Ces trois nations sont actuellement sous l’autorité de juntes militaires. Sous ces régimes, les violations flagrantes des droits humains se multiplient, incluant des atrocités commises contre les populations civiles dans les zones de conflit, ainsi qu’une répression sévère des libertés publiques.
Un tournant majeur a été franchi avec leur départ officiel de la Communauté économique des États de l’Afrique de l’Ouest (CEDEAO). Cette rupture diplomatique est étroitement liée à la volonté de ces gouvernements d’échapper à tout contrôle judiciaire international.
La fin d’un rempart pour les droits humains
L’une des pierres angulaires de la CEDEAO est sa Cour de justice de la Communauté. Depuis 2005, cette instance permettait aux citoyens des pays membres de porter plainte directement pour des atteintes aux droits fondamentaux, sans avoir à passer par les tribunaux de leur propre pays. Cette juridiction a rendu des décisions historiques, notamment pour protéger les droits des populations au Burkina Faso, au Mali et au Niger.

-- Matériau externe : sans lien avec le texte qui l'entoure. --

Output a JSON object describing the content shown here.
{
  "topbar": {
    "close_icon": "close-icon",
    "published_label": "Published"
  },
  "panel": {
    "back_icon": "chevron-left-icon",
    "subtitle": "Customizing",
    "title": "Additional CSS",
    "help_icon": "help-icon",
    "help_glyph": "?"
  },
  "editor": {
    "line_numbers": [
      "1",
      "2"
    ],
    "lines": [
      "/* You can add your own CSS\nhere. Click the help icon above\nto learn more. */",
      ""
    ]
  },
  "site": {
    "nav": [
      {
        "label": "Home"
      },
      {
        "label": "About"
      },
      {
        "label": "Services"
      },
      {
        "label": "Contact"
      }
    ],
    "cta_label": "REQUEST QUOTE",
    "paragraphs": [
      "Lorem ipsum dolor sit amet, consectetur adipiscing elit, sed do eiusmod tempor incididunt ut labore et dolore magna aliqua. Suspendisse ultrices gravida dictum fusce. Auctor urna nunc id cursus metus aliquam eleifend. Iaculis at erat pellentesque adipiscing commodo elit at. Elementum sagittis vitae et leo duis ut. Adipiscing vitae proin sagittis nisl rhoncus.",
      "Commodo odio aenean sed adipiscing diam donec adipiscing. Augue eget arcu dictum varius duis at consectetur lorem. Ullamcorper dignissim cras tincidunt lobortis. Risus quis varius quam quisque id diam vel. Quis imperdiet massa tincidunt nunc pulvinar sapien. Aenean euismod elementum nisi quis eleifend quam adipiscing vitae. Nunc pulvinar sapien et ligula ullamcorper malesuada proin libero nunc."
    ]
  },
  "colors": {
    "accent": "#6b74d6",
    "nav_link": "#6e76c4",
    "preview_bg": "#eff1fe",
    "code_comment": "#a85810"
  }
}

En quittant l’organisation régionale, les juntes militaires cherchent délibérément à placer leurs forces de sécurité et leurs décisions hors de portée de cette justice indépendante. C’est une méthode efficace pour garantir l’impunité des auteurs d’abus graves.
Une impasse dramatique pour les victimes
Pour ceux qui subissent les violences, cette situation représente une véritable catastrophe. Les recours juridiques locaux étant déjà quasiment inexistants ou inefficaces — les autorités militaires n’enquêtant presque jamais sur les crimes commis par leurs propres troupes ou par les groupes armés — la Cour de la CEDEAO était souvent l’ultime espoir de justice.
Désormais, au sein de la nouvelle confédération regroupant ces trois États, la notion de responsabilité semble avoir disparu des priorités politiques. Un militant malien vivant en exil en France a d’ailleurs souligné que ces gouvernements ont systématiquement échoué à punir les responsables de violations des droits de l’homme depuis leur prise de pouvoir. Ce retrait ne fait que confirmer un désintérêt total pour l’État de droit.